BARBWIRE
by
ANDREW BARBANO

Barbwire
Archives


Co-dependency, primary colors and Vegas hair
From the 11-8-1998 Daily Sparks Tribune
Updated 10-26-2010

"Hurt me, beat me, make me write bad checks."

— Obscure country song by Betty J. Barbano, 1941-2005


Somebody call the Committee to Aid Abused Women. Nevada girls apparently love being on the receiving end.

How else can you explain why some 100,000 Nevada females voted to make Las Vegas Republican Congressman John Ensign into a U.S. senator?

Mr. Ensign veritably flaunts his membership in Promise Keepers, the male supremacy cult founded by former University of Colorado football coach Bill McCartney.

They hold guys-only, mass-male-bonding rites in football stadiums. I would guess that their team colors are black and blue. The proper poster for such an outfit was developed back in the '60s: a fist sticking out of a zipper captioned "power to the penis."

At least the poster was a put-on. Ensign and Promise Keepers are not.

Some women apparently want to be stomped on, emotionally and otherwise. Some might even agree with that ultimate male chauvinist pig, the ever-cute Sean Connery. The erstwhile James Bond reportedly said that women need to be slapped around every once in awhile.

He was just kidding, he later noted. Who am I to doubt the word of the British Secret Service?

Last Tuesday's vote provided vindication of the Connery standard. If ever an election was decided on co-dependency and cosmetics, this was it.

The stalwarts in the Biggest Little Newsroom in Sparks will attest to my correct prediction in late October that Las Vegas Mayor Jan Jones, D, would lose her second bid for governor.

I rushed into the Tribune office having seen the sign in the sky. Well, at least it reached for the sky at the corner of Victorian "B" Street and Rock Blvd., next to a laundromat ironically (see below) once owned by late Reno Mayor Roy Bankofier.

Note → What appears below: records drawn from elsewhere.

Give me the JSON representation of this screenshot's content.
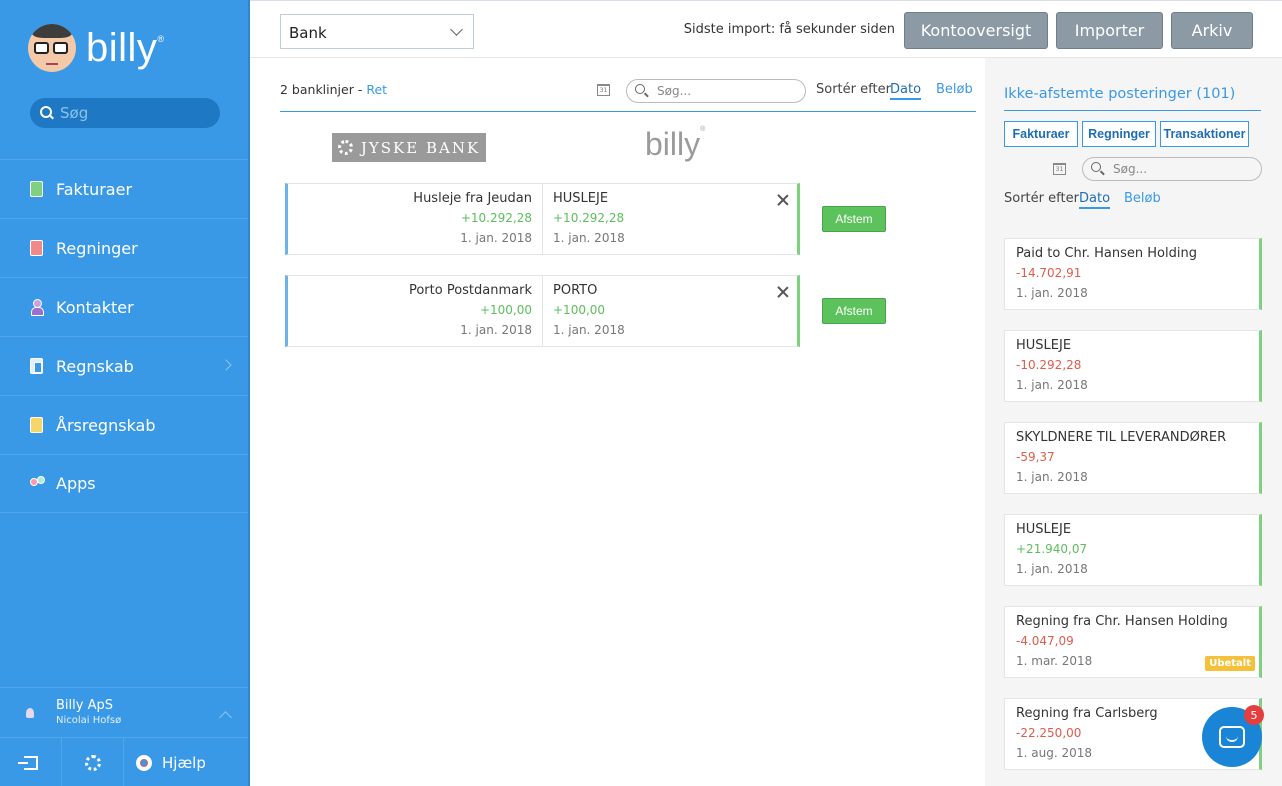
{
  "sidebar": {
    "brand": "billy",
    "brand_mark": "®",
    "search_placeholder": "Søg",
    "items": [
      {
        "label": "Fakturaer",
        "icon": "invoice-icon"
      },
      {
        "label": "Regninger",
        "icon": "bill-icon"
      },
      {
        "label": "Kontakter",
        "icon": "contacts-icon"
      },
      {
        "label": "Regnskab",
        "icon": "accounting-icon"
      },
      {
        "label": "Årsregnskab",
        "icon": "annual-report-icon"
      },
      {
        "label": "Apps",
        "icon": "apps-icon"
      }
    ],
    "company": "Billy ApS",
    "user": "Nicolai Hofsø",
    "help_label": "Hjælp"
  },
  "topbar": {
    "account_value": "Bank",
    "last_import": "Sidste import: få sekunder siden",
    "btn_overview": "Kontooversigt",
    "btn_import": "Importer",
    "btn_archive": "Arkiv"
  },
  "main": {
    "lines_text": "2 banklinjer -",
    "edit_link": "Ret",
    "search_placeholder": "Søg...",
    "sort_label": "Sortér efter",
    "sort_date": "Dato",
    "sort_amount": "Beløb",
    "bank_logo": "JYSKE BANK",
    "billy_logo": "billy",
    "calendar_day": "31",
    "matches": [
      {
        "bank_desc": "Husleje fra Jeudan",
        "bank_amount": "+10.292,28",
        "bank_date": "1. jan. 2018",
        "billy_desc": "HUSLEJE",
        "billy_amount": "+10.292,28",
        "billy_date": "1. jan. 2018",
        "action": "Afstem"
      },
      {
        "bank_desc": "Porto Postdanmark",
        "bank_amount": "+100,00",
        "bank_date": "1. jan. 2018",
        "billy_desc": "PORTO",
        "billy_amount": "+100,00",
        "billy_date": "1. jan. 2018",
        "action": "Afstem"
      }
    ]
  },
  "right": {
    "title": "Ikke-afstemte posteringer (101)",
    "tabs": [
      "Fakturaer",
      "Regninger",
      "Transaktioner"
    ],
    "search_placeholder": "Søg...",
    "sort_label": "Sortér efter",
    "sort_date": "Dato",
    "sort_amount": "Beløb",
    "postings": [
      {
        "desc": "Paid to Chr. Hansen Holding",
        "amount": "-14.702,91",
        "date": "1. jan. 2018",
        "badge": ""
      },
      {
        "desc": "HUSLEJE",
        "amount": "-10.292,28",
        "date": "1. jan. 2018",
        "badge": ""
      },
      {
        "desc": "SKYLDNERE TIL LEVERANDØRER",
        "amount": "-59,37",
        "date": "1. jan. 2018",
        "badge": ""
      },
      {
        "desc": "HUSLEJE",
        "amount": "+21.940,07",
        "date": "1. jan. 2018",
        "badge": ""
      },
      {
        "desc": "Regning fra Chr. Hansen Holding",
        "amount": "-4.047,09",
        "date": "1. mar. 2018",
        "badge": "Ubetalt"
      },
      {
        "desc": "Regning fra Carlsberg",
        "amount": "-22.250,00",
        "date": "1. aug. 2018",
        "badge": ""
      }
    ]
  },
  "chat": {
    "count": "5"
  },
  "colors": {
    "brand_blue": "#3a99e6",
    "positive": "#5cbf5c",
    "negative": "#e05c4b",
    "unpaid": "#f6c13a"
  }
}
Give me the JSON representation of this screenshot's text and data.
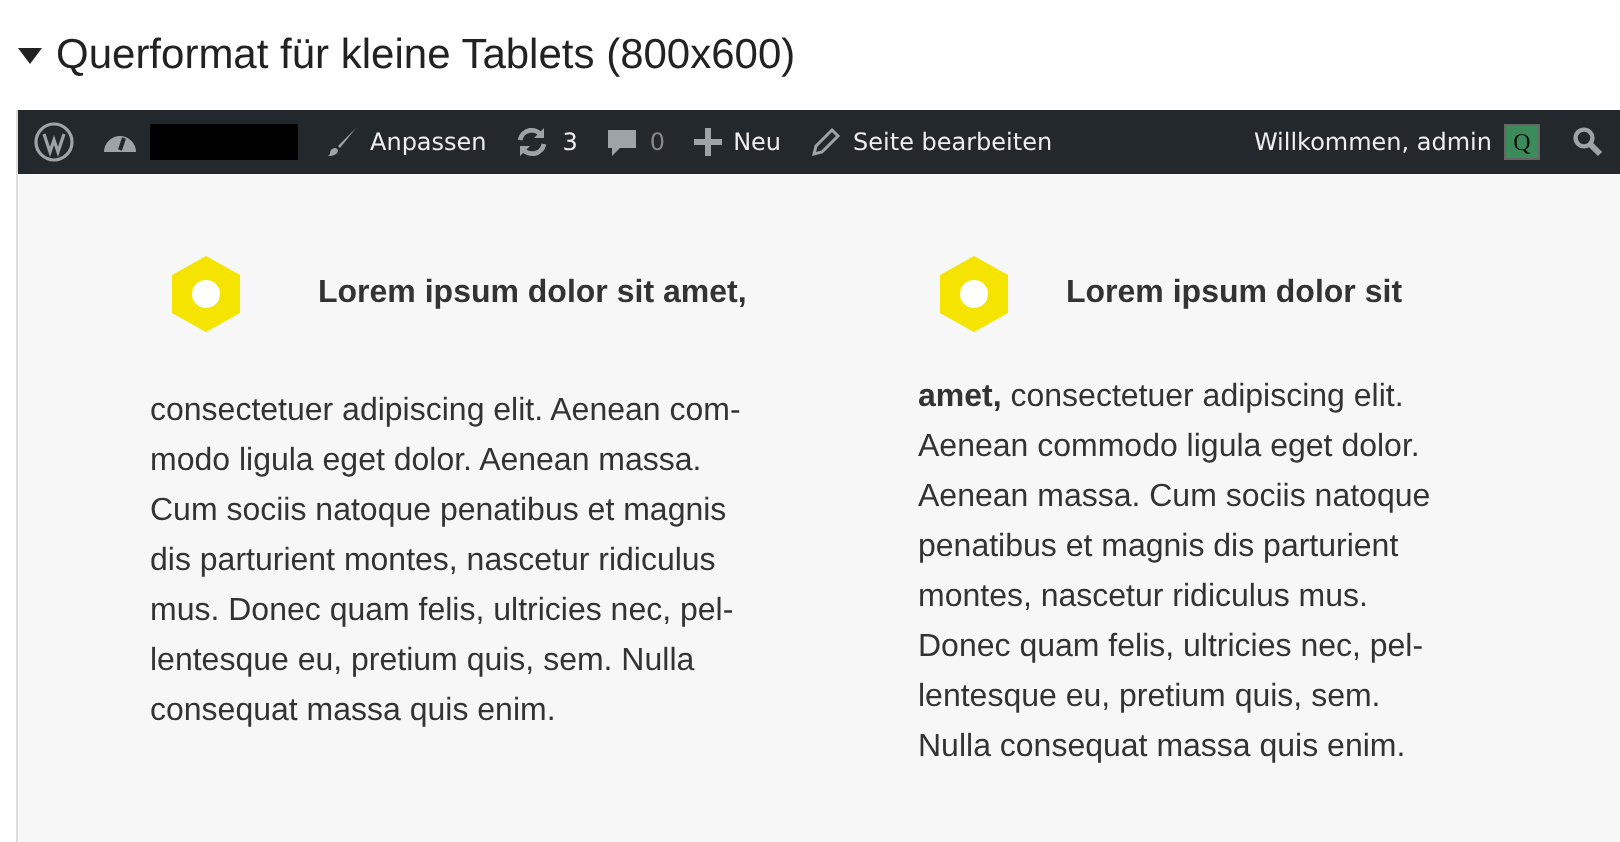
{
  "section": {
    "title": "Querformat für kleine Tablets (800x600)",
    "expanded": true
  },
  "admin_bar": {
    "items": [
      {
        "kind": "logo"
      },
      {
        "kind": "dashboard"
      },
      {
        "kind": "customize",
        "label": "Anpassen"
      },
      {
        "kind": "updates",
        "label": "3"
      },
      {
        "kind": "comments",
        "label": "0"
      },
      {
        "kind": "new",
        "label": "Neu"
      },
      {
        "kind": "edit",
        "label": "Seite bearbeiten"
      }
    ],
    "greeting": "Willkommen, admin",
    "avatar": "Q"
  },
  "columns": [
    {
      "heading": "Lorem ipsum dolor sit amet,",
      "lines": [
        "consectetuer adipiscing elit. Aenean com-",
        "modo ligula eget dolor. Aenean massa.",
        "Cum sociis natoque penatibus et magnis",
        "dis parturient montes, nascetur ridiculus",
        "mus. Donec quam felis, ultricies nec, pel-",
        "lentesque eu, pretium quis, sem. Nulla",
        "consequat massa quis enim."
      ]
    },
    {
      "heading": "Lorem ipsum dolor sit",
      "lines": [
        "**amet,** consectetuer adipiscing elit.",
        "Aenean commodo ligula eget dolor.",
        "Aenean massa. Cum sociis natoque",
        "penatibus et magnis dis parturient",
        "montes, nascetur ridiculus mus.",
        "Donec quam felis, ultricies nec, pel-",
        "lentesque eu, pretium quis, sem.",
        "Nulla consequat massa quis enim."
      ]
    }
  ]
}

This billboard showed her honor in typical Las Vegas heroic posture, puffy hair and expensive clothes. Instead of red, white and blue, the Jones sign was decked out in red, white and lavendar.

Lavendar!

Nobody gets elected governor of this yahoo state using lavendar. High-hair or not, Jan Jones was toast before the poster paste dried.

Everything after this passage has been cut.